Closed Stortebecker closed 7 years ago

Stortebecker commented 7 years ago

Here I present a list of techniques, which I think should be covered by our proteomics tutorials. The list will be incomplete and so far not ordered after priorities. Any help and comments are appreciated! I included a column "user level" (basic / expert) to mark how much proteomic data experience is expected from users (or how deep the knowlegde will hopefully be after the tutorial). I would like to include some basic information about how to find the right parameters and basic QC in each tutorial and additional expert level tutorials on those topics. Also, methods to visualize should be included in basic tutorials as far as possible. The tutorials below are all meant for users, not admins or developers. In time, a second list of tutorials for the latter groups could be made.

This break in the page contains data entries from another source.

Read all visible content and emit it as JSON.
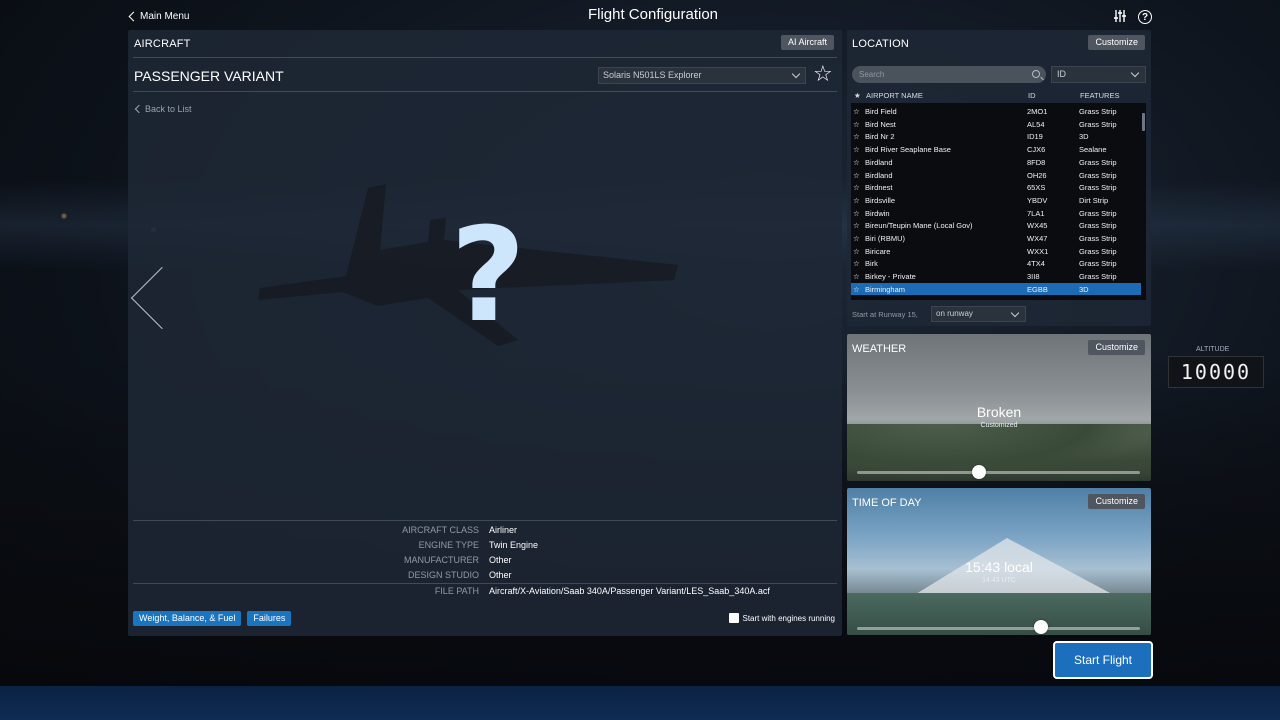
{
  "top_bar": {
    "main_menu": "Main Menu",
    "title": "Flight Configuration",
    "icons": [
      "sliders-icon",
      "help-icon"
    ]
  },
  "aircraft": {
    "section_title": "AIRCRAFT",
    "ai_button": "AI Aircraft",
    "variant_name": "PASSENGER VARIANT",
    "livery": "Solaris N501LS Explorer",
    "back_to_list": "Back to List",
    "placeholder_glyph": "?",
    "info": [
      {
        "label": "AIRCRAFT CLASS",
        "value": "Airliner"
      },
      {
        "label": "ENGINE TYPE",
        "value": "Twin Engine"
      },
      {
        "label": "MANUFACTURER",
        "value": "Other"
      },
      {
        "label": "DESIGN STUDIO",
        "value": "Other"
      },
      {
        "label": "FILE PATH",
        "value": "Aircraft/X-Aviation/Saab 340A/Passenger Variant/LES_Saab_340A.acf"
      }
    ],
    "weight_button": "Weight, Balance, & Fuel",
    "failures_button": "Failures",
    "engines_running_label": "Start with engines running",
    "engines_running_checked": false
  },
  "location": {
    "section_title": "LOCATION",
    "customize": "Customize",
    "search_placeholder": "Search",
    "sort_by": "ID",
    "columns": {
      "star": "★",
      "name": "AIRPORT NAME",
      "id": "ID",
      "features": "FEATURES"
    },
    "airports": [
      {
        "name": "Bird Field",
        "id": "2MO1",
        "features": "Grass Strip",
        "selected": false
      },
      {
        "name": "Bird Nest",
        "id": "AL54",
        "features": "Grass Strip",
        "selected": false
      },
      {
        "name": "Bird Nr 2",
        "id": "ID19",
        "features": "3D",
        "selected": false
      },
      {
        "name": "Bird River Seaplane Base",
        "id": "CJX6",
        "features": "Sealane",
        "selected": false
      },
      {
        "name": "Birdland",
        "id": "8FD8",
        "features": "Grass Strip",
        "selected": false
      },
      {
        "name": "Birdland",
        "id": "OH26",
        "features": "Grass Strip",
        "selected": false
      },
      {
        "name": "Birdnest",
        "id": "65XS",
        "features": "Grass Strip",
        "selected": false
      },
      {
        "name": "Birdsville",
        "id": "YBDV",
        "features": "Dirt Strip",
        "selected": false
      },
      {
        "name": "Birdwin",
        "id": "7LA1",
        "features": "Grass Strip",
        "selected": false
      },
      {
        "name": "Bireun/Teupin Mane (Local Gov)",
        "id": "WX45",
        "features": "Grass Strip",
        "selected": false
      },
      {
        "name": "Biri (RBMU)",
        "id": "WX47",
        "features": "Grass Strip",
        "selected": false
      },
      {
        "name": "Biricare",
        "id": "WXX1",
        "features": "Grass Strip",
        "selected": false
      },
      {
        "name": "Birk",
        "id": "4TX4",
        "features": "Grass Strip",
        "selected": false
      },
      {
        "name": "Birkey - Private",
        "id": "3II8",
        "features": "Grass Strip",
        "selected": false
      },
      {
        "name": "Birmingham",
        "id": "EGBB",
        "features": "3D",
        "selected": true
      }
    ],
    "start_label": "Start at Runway 15,",
    "start_mode": "on runway"
  },
  "weather": {
    "section_title": "WEATHER",
    "customize": "Customize",
    "condition": "Broken",
    "note": "Customized",
    "slider_fraction": 0.43
  },
  "time_of_day": {
    "section_title": "TIME OF DAY",
    "customize": "Customize",
    "local_time": "15:43 local",
    "utc_time": "14:43 UTC",
    "slider_fraction": 0.65
  },
  "start_flight": "Start Flight",
  "cockpit_altitude_readout": "10000",
  "cockpit_altitude_label": "ALTITUDE",
  "colors": {
    "accent_blue": "#1b6fbd",
    "selection_blue": "#1b6bb5",
    "panel_bg": "#1e2836"
  }
}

Topic Content User Level Status
Database Handling Uploading and merging databases; decoy databases; contaminant databases. Basic Completed
Peptide and Protein ID (using SG / PS) Preparing raw data; peptide-to-spectrum matching; Peptide and Protein ID using SearchGUI and Peptide Shaker; short comment on evaluation of results Basic Completed
Peptide and Protein ID (using OpenMS tools) analogue to the above; OpenMS tools allow for some more settings for expert users Expert Not started
Peptide and Protein Quantitation via SIL (using OpenMS tools) Quantitation based on stable isotope labelling (SIL): Importing and Converting Peptide and Protein IDs; MS1 Feature Detection; Quant to ID matching Basic Work in progress
Peptide and Protein Quantitation via isobaric tags Quantitation based on isobaric tags (TMT / iTRAQ) Basic Not started
Peptide and Protein Quantitation (labelfree) Introduction to different methods (Spectral counting etc.); detailed description of the method-of-choice (yet to define); alignment of MS runs Basic Not started
Swath data analysis To be defined Basic Not started
MRM data analysis To be defined; maybe include also other targeted approaches? Basic Not started
Quality control (maybe split up for each type of experiment) Automated and manual QC of raw data (machine errors) and data analysis (bad settings); How to know if my results are good or bad?; Common caveats Expert Not started
Proteomics Data Visualisation Summary of different data types and possible visualizations Basic / Expert Not started
Statistical analysis of quantitative proteomics data I Discuss methods: t-test, DE-Seq, Limma, more?; explain methods-of-choice (yet to define) in detail Basic / Expert Not started
Statistical analysis of quantitative proteomics data II Principal component analysis, what else? Basic Not started
Functional analysis of results (maybe split up) Go term handling (annotation, enrichment, interpretation); localization prediction; what else? Basic Not started

That's it for a start. You can find the completed tutorials here and the work in progress here. A last comment: Proteomic users are pretty ingenious in finding new types of experiments. Here, I tried to focus on the most commonly used methods only. If you think another technique should be included or one of the above methods is not appropriate, please comment.

Thanks for the help!

bgruening commented 7 years ago

@Stortebecker you should work more on the main repo. This is very useful for others as well and should be very prominently discussed at the main repo.

Stortebecker commented 7 years ago

This issues has been duplicated, please add future comments here.